‘The Big Movement’ is a MarketWatch column that looks at real estate entries, from navigating in search of a new home to applying for a mortgage.
Do you have a question about buying or selling a home? Want to know where your next move should be? Email Jacob Passy at TheBigMove@marketwatch.com.
Shortly before the pandemic, my husband accepted a job that required us to relocate from a state; however we have not had to so far due to teleworking. My husband and I have two young children. Because of our telecommuting, my in-laws watched our children at our home and they often stay for a few days.
My husband and I asked his parents to move in with us after we moved out. Theoretically this is a great plan for all participants: free childcare for us, reduced expenses for them and we all enjoy each other’s company.
The dilemma is that my in-laws are $ 50K underwater on their townhouse. The home has water penetration and fundamental problems that are worth it for at least about $ 100,000. My father-in-law is a very disciplined man and doesn’t think leaving is the right thing to do. He thinks paying off the mortgage is the best plan, even if they don’t live in the home.
A short sale, even if a buyer would willingly handle the issues, would destroy all savings. My husband feels that walking away and taking the credit for execution is the best choice. They would live with us and no longer have the mortgage payment preventing them.
In addition my husband is the only child and the so-called executor of the estate. My husband realizes that whenever his father dies (he is 71 years old) that the home will be his problem to deal with. Will my father-in-law continue to pay or leave? Are there other options we should consider?
Your letter is an important reminder that even at a time when home values are growing at a record rate, many Americans continue to owe more on their home mortgages than their homes are worth, also known as “being underwater” in a home.
Millions of Americans have found themselves in this position after the subprime mortgage crisis that caused the Great Recession. But although home prices have risen – in many cases to new all-time highs – some 1.6 million households still have negative equity since the third quarter of 2020, according to the latest available data from CoreLogic
CLGX,
+ 0.38%.
That represents about 3% of all mortgaged homes nationwide.
Leaving an underwater home is a wrong move, no matter which way you cut it. And virtually any financial expert would advise your family to avoid it at all costs.
For starters, foreclosures absolutely destroy a homeowner’s credit, and they remain in a person’s credit file for seven years. You might be thinking what difference does it make? Well, what if your new lifestyle doesn’t work out? Your family and in-laws spent only a short time together – this is very different from constantly living together.
If your in-laws decide they need their own place, they may have trouble qualifying for a rental with the low credit score they would have after foreclosure. Are you and your husband willing to act as guarantors for them in such a situation?
Execution is not a free card to get out of jail. You canceled the option to continue a short sale, as it would damage your in-laws ’savings, but that’s exactly what could happen with foreclosure.
“Depending on the laws in their state, the lender could execute the loan, sell the property and come after the parents for a default judgment – the difference between the sale price and what was owed on the loan, plus taxes, insurance, fines and fees, ”said Rick Sharga, a veteran of the mortgage industry and executive vice president of real estate data firm RealtyTrac.

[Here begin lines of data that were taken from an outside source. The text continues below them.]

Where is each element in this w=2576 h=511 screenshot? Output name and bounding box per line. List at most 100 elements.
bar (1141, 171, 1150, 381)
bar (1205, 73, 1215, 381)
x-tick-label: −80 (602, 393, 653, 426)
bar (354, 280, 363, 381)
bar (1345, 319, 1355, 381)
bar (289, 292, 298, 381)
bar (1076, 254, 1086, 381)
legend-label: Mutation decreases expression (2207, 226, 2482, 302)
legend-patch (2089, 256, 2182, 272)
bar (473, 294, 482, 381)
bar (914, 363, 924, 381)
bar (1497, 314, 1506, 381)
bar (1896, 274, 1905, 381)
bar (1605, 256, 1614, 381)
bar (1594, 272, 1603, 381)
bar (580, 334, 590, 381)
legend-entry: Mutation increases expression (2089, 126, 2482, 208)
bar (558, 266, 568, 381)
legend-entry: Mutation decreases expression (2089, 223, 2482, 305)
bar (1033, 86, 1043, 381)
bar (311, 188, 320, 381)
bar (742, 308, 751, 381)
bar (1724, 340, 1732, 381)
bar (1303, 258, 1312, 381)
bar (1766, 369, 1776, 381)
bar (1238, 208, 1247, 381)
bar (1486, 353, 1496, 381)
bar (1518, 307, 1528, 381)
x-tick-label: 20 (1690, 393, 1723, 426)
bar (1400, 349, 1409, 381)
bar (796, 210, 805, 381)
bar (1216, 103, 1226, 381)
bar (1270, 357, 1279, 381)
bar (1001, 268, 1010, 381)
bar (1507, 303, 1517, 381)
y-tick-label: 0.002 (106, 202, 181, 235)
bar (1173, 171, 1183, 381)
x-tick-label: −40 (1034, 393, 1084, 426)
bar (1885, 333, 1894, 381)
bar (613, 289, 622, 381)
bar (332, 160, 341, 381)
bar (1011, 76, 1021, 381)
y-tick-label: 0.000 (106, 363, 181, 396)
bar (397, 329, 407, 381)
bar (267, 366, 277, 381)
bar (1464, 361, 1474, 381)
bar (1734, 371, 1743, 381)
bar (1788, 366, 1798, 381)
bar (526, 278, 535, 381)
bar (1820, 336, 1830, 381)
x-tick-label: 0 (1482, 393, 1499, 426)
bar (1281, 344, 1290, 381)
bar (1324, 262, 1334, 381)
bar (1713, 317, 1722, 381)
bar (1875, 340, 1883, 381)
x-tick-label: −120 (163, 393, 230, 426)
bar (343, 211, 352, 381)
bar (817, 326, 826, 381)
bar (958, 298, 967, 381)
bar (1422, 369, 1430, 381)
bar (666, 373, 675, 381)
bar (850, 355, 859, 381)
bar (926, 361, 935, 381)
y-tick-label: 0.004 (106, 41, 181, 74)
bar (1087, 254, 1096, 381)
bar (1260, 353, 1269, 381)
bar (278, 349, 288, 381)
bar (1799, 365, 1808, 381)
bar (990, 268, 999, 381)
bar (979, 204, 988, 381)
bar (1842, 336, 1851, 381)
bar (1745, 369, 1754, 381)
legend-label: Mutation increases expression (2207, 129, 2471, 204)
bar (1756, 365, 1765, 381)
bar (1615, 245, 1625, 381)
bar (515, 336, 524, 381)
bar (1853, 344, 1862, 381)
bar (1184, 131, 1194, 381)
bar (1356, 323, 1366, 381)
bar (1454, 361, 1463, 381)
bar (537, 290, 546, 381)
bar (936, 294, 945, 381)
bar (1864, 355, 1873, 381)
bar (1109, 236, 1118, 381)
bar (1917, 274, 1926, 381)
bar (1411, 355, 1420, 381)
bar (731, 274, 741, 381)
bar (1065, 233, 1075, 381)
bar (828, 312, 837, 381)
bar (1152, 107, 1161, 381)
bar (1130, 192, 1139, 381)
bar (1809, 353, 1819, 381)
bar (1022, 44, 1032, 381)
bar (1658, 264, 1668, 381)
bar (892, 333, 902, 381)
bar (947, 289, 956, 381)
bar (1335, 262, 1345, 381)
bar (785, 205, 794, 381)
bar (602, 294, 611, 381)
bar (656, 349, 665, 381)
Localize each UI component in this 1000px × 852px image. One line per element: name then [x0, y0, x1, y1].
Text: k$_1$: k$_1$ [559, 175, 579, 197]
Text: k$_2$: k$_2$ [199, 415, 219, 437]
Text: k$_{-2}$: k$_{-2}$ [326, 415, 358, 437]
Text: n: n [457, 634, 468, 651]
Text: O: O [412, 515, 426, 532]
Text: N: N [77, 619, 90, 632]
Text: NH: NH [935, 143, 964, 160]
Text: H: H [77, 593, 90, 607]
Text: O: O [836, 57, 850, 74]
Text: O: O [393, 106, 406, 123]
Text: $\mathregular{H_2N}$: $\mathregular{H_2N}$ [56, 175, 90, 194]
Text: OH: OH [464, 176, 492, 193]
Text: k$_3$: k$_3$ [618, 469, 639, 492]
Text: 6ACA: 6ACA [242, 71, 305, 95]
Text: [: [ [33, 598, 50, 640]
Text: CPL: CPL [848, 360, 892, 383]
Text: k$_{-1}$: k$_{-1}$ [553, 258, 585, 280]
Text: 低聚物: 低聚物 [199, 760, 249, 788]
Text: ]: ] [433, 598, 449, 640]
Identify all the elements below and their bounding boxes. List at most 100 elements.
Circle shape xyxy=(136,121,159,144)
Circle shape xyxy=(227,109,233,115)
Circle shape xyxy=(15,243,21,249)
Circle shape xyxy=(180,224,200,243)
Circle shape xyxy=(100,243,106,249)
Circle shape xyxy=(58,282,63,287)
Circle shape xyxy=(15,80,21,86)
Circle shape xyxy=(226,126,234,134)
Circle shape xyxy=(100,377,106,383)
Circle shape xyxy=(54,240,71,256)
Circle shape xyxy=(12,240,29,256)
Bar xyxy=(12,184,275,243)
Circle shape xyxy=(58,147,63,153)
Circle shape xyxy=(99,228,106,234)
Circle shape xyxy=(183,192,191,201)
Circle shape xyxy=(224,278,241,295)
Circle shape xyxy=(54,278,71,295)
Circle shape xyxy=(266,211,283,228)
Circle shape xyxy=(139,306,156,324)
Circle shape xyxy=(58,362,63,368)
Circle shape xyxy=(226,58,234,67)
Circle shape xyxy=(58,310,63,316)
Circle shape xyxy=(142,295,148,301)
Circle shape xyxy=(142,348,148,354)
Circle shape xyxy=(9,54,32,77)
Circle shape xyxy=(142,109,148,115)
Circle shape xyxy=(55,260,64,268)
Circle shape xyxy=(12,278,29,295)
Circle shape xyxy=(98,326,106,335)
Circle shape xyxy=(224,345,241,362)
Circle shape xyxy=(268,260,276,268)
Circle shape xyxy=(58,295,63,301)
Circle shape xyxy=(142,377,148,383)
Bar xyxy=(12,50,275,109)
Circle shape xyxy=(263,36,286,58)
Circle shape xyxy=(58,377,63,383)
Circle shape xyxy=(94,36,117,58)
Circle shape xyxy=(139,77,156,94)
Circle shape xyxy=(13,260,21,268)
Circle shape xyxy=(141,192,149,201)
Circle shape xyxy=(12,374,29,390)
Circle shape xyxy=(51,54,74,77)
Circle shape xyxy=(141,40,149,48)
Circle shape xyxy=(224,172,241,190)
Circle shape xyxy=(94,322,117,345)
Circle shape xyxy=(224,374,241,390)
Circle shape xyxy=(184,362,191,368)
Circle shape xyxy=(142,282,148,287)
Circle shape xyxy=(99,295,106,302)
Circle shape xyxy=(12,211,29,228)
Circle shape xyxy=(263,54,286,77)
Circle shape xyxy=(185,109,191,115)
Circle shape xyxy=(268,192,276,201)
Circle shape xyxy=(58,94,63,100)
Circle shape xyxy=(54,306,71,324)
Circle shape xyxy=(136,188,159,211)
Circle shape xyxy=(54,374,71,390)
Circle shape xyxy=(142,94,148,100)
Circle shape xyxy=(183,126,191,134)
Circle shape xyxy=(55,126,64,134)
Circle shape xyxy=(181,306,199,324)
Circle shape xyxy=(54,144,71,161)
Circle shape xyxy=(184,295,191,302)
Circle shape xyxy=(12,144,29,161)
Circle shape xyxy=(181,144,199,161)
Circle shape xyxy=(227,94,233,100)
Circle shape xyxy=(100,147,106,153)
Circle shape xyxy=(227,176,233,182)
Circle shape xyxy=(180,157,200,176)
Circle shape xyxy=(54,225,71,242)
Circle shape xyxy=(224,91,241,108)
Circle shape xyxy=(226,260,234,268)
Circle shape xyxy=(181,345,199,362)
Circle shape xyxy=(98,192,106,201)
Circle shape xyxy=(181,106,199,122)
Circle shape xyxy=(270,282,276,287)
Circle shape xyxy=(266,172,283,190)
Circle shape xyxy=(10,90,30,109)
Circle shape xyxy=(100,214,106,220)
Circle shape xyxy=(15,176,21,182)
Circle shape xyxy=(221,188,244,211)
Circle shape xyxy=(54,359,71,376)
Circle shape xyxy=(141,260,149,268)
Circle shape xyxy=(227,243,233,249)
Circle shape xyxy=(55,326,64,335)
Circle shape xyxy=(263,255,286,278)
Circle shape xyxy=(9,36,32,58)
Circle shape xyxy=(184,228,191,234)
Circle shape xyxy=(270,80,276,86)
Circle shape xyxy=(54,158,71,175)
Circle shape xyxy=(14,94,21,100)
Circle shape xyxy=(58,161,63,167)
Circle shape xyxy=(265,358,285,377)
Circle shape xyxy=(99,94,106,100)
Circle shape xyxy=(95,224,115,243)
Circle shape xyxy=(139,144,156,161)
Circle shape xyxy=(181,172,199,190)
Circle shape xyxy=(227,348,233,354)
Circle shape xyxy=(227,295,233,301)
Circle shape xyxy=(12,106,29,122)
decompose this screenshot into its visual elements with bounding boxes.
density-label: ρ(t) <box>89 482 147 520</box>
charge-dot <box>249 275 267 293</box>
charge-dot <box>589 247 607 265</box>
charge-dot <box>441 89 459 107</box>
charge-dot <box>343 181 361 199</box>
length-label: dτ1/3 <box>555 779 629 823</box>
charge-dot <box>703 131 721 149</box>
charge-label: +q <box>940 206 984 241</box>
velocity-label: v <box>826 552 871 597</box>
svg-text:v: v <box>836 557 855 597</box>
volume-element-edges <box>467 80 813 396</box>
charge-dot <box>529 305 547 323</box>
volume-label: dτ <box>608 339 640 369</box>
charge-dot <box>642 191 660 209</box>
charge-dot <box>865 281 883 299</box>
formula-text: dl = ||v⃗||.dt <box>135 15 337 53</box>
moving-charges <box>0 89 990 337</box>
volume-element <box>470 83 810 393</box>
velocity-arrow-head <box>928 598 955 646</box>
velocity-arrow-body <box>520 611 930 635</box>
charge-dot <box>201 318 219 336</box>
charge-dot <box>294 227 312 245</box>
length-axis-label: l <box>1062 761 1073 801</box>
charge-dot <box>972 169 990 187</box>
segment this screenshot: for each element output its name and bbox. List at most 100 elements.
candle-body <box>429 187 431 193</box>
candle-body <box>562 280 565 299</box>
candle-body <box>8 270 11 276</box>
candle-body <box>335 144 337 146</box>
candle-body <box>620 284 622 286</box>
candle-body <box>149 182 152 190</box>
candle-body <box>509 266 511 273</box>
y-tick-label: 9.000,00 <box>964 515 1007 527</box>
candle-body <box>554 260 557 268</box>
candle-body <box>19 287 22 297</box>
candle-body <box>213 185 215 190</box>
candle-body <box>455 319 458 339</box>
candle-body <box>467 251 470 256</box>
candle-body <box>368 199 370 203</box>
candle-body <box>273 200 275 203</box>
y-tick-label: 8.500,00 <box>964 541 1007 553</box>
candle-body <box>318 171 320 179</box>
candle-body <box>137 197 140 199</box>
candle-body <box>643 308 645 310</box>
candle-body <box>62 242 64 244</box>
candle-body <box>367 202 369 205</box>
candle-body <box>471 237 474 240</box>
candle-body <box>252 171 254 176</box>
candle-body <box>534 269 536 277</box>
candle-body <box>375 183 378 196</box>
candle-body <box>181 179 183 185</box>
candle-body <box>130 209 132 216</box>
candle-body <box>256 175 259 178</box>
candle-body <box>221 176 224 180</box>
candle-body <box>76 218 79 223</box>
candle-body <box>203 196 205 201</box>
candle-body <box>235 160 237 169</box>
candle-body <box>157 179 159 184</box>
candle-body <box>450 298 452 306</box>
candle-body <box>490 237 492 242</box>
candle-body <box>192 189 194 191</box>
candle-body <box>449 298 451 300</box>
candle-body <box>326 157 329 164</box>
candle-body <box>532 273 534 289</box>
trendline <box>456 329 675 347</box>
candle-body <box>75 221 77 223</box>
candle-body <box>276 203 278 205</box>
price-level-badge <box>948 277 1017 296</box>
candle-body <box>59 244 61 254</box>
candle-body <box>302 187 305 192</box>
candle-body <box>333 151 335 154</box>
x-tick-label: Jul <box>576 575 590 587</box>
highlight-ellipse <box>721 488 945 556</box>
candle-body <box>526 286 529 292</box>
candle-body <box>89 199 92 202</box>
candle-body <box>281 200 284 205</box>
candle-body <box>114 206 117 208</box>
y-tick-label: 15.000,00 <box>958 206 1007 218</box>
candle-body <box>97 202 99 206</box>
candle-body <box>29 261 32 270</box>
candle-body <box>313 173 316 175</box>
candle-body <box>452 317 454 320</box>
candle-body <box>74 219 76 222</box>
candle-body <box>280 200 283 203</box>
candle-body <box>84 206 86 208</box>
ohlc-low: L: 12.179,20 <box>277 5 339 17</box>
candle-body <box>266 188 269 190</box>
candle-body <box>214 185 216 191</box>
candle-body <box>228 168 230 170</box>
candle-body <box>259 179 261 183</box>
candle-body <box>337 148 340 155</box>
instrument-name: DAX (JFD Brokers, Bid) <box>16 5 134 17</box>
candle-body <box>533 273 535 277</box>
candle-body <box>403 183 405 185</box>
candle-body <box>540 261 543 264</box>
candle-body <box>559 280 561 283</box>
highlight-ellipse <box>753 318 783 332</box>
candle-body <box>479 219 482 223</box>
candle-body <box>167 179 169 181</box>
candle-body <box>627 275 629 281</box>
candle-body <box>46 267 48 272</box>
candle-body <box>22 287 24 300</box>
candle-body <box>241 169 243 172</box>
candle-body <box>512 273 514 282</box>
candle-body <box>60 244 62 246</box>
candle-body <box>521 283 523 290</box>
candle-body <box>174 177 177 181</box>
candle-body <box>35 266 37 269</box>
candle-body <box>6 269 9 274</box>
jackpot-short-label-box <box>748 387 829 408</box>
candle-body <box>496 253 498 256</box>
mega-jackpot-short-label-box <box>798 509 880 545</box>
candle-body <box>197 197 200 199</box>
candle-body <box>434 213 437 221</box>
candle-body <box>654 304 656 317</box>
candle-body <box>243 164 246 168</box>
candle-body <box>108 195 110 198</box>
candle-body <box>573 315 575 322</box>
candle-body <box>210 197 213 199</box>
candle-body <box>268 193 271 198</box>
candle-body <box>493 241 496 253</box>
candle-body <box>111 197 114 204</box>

Don’t miss out: I plan to retire soon. Should we sell our home at high prices – and rent for two years?
Federal law specifies that retirement savings in companies for retirement accounts such as 401 (k) are exempt from creditors ’guarantee in the event of a default judgment. Some states extend this same courtesy to self-directed pension accounts.
There are also moral and ethical considerations. Your parents-in-law have signed an agreement with the mortgage lender, so it is understandable that your father-in-law feels compelled to give up his end of the bargain. Further research shows that foreclosures can suppress the values of nearby homes.
What to do instead? Well, to begin with, you all need to find out if your in-laws are allowed to receive some form of help to make the necessary repairs to their home to bring it to a state of sale. If any of your in-laws are a military veteran, they may be eligible to help through Operation Home Front. Other resources they can explore for financial assistance include the National Association of Regional Agencies for Aging and Habitat for Humanity.
I also think you should reconsider a short sale, and see if your in-laws ’mortgage attorney would agree to a reduced amount to pay off the mortgage. Servants can still sue your in-laws for the remaining balance of the after-sales loan – although that depends on the state – but as I said, that also applies to foreclosures.
“Another option may be‘ action instead of foreclosure ’whereby they would hand over the house to the bank without examining the foreclosure process, perhaps against the bank’s promise to waive any default,” said Eric Dunn, director of litigation at the Project on National Housing Act.
A short sale or replacement deed would affect your in-laws ’credit, but it would still be less severe than the success they would receive from foreclosure. And with both options, you need the server to agree.